Vigeo suppresses the F-actin ring formation and bone-resorbing activity of mature osteoclasts. (A) Bone marrow macrophages (BMMs)were cultured with M-CSF (30 ng/mL) and receptor activator of nuclear factor-B ligand (RANKL) (100 ng/mL) in the presence of the indicated concentrations of Vigeo. The cells were fixed, permeabilized, and stained with phalloidin and 4′,6-diamidino-2-phenylindole (DAPI). The cells were examined under a confocal laser scanning microscope. (B) Normal actin ring (AR+) osteoclasts and disrupted actin ring (AR−) osteoclasts were counted and compared with the total number of osteoclasts that contain three or more nuclei. The graph shows the comparison between relative percentage of osteoclasts that express AR+ and AR−. ** p < 0.01 and *** p < 0.001 versus AR+ osteoclasts in control group; ^## p < 0.01 and ^### p < 0.001 versus AR− osteoclasts in control group. (C) Mature osteoclasts from the co-culture system were seeded in dentin slices for 48 h with or without Vigeo (100 μg/mL).
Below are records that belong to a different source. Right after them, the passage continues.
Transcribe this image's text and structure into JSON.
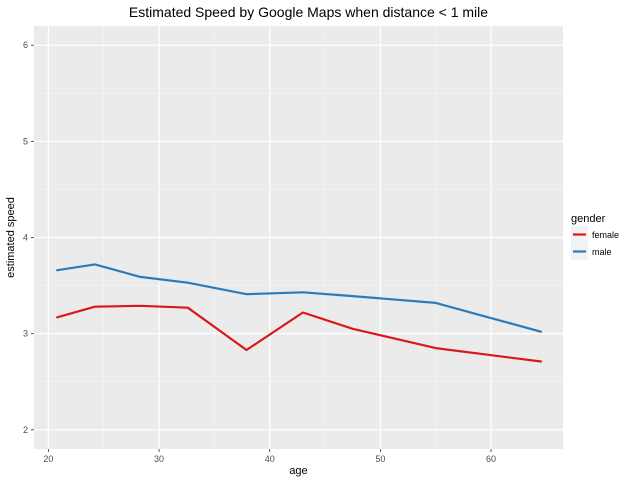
{
  "chart_data": {
    "type": "line",
    "title": "Estimated Speed by Google Maps when distance < 1 mile",
    "xlabel": "age",
    "ylabel": "estimated speed",
    "xlim": [
      18.7,
      66.5
    ],
    "ylim": [
      1.8,
      6.2
    ],
    "xticks": [
      20,
      30,
      40,
      50,
      60
    ],
    "yticks": [
      2,
      3,
      4,
      5,
      6
    ],
    "grid": true,
    "legend": {
      "title": "gender",
      "placement": "right"
    },
    "series": [
      {
        "name": "female",
        "color": "#d7191c",
        "points": [
          {
            "x": 20.8,
            "y": 3.17
          },
          {
            "x": 24.2,
            "y": 3.28
          },
          {
            "x": 28.3,
            "y": 3.29
          },
          {
            "x": 32.6,
            "y": 3.27
          },
          {
            "x": 37.9,
            "y": 2.83
          },
          {
            "x": 43.0,
            "y": 3.22
          },
          {
            "x": 47.5,
            "y": 3.05
          },
          {
            "x": 55.0,
            "y": 2.85
          },
          {
            "x": 64.5,
            "y": 2.71
          }
        ]
      },
      {
        "name": "male",
        "color": "#2b7bba",
        "points": [
          {
            "x": 20.8,
            "y": 3.66
          },
          {
            "x": 24.2,
            "y": 3.72
          },
          {
            "x": 28.3,
            "y": 3.59
          },
          {
            "x": 32.6,
            "y": 3.53
          },
          {
            "x": 37.9,
            "y": 3.41
          },
          {
            "x": 43.0,
            "y": 3.43
          },
          {
            "x": 47.5,
            "y": 3.39
          },
          {
            "x": 55.0,
            "y": 3.32
          },
          {
            "x": 64.5,
            "y": 3.02
          }
        ]
      }
    ]
  }
}
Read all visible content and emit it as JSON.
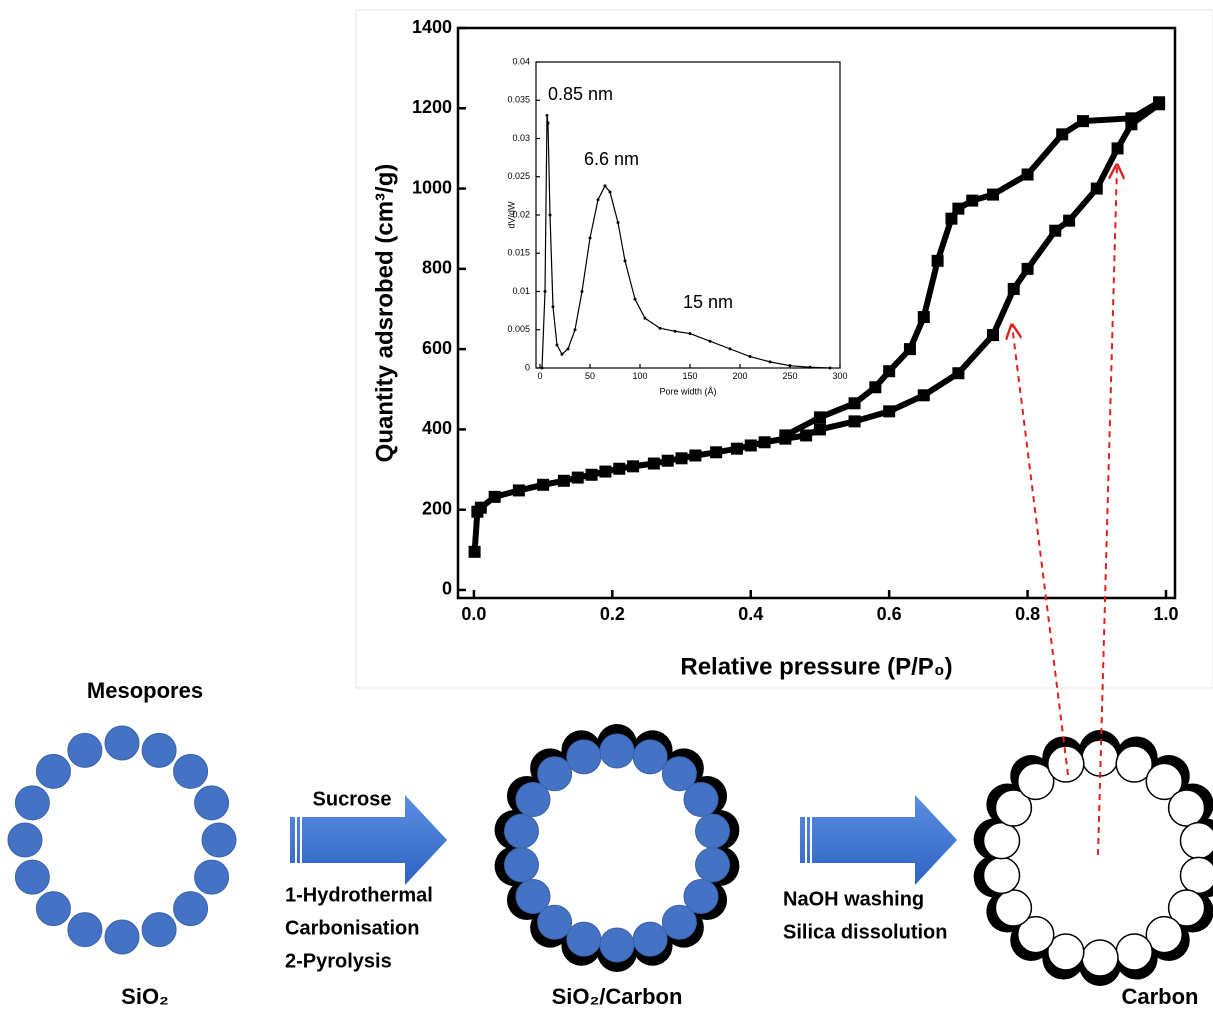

Cells attached to the hydroxyapatite-coated plate were removed, and the plates were photographed under a light microscope. *** p < 0.001 versus the control.

Figure 5

Vigeo affects receptor activator of nuclear factor-B ligand (RANKL)-induced phosphorylation of early signals and expression of c-FOS and NFATc1. (A) Bone marrow macrophages (BMMs)were seeded in the presence of M-CSF (10 ng/mL) for 1 day and then starved for 4 h. (A) Vigeo was used to pretreat the cells for 1 h followed by 0, 5, 15, and 30 min of RANKL stimulation. Whole-cell proteins were extracted by lysis using RIPA buffer and the protein expression was detected by western blotting using the indicated antibodies. (B) BMMs were cultured with M-CSF (30 ng/mL) and RANKL (100 ng/mL) in the presence or absence of Vigeo (100 μg/mL). Total RNA was isolated from the cells and mRNA expression levels of c-Fos and Nfatc1 were evaluated by real-time RT-PCR. ** p < 0.01, *** p < 0.001 versus the control; ^# p < 0.05, ^## p < 0.01, ^### p < 0.001 versus the control at indicated times. (C) BMMs were cultured with M-CSF (30 ng/mL) and RANKL (100 ng/mL) in the presence or absence of Vigeo (100 μg/mL). Protein expression was detected using western blotting with the indicated antibodies. β-actin was used as an internal control.

Figure 6

Vigeo inhibits receptor activator of nuclear factor-B ligand (RANKL)-induced mRNA expression of DC-stamp, OC-stamp, αv-integrin, β₃-integrin, Atp6v0d2, and CtsK. Bone marrow macrophages (BMMs)were incubated with M-CSF (30 ng/mL) and RANKL (100 ng/mL) in the presence or absence of Vigeo (100 μg/mL) for the indicated time. Total RNA was isolated from cells using TRIzol reagent, and the mRNA expression of DC-stamp, OC-stamp, αv-integrin, β₃-integrin, Atp6v0d2, and CtsK was analyzed by real-time RT-PCR. *** p < 0.001 versus the control at 0 h; ^## p < 0.01, ^### p < 0.001 versus the control at 48 h.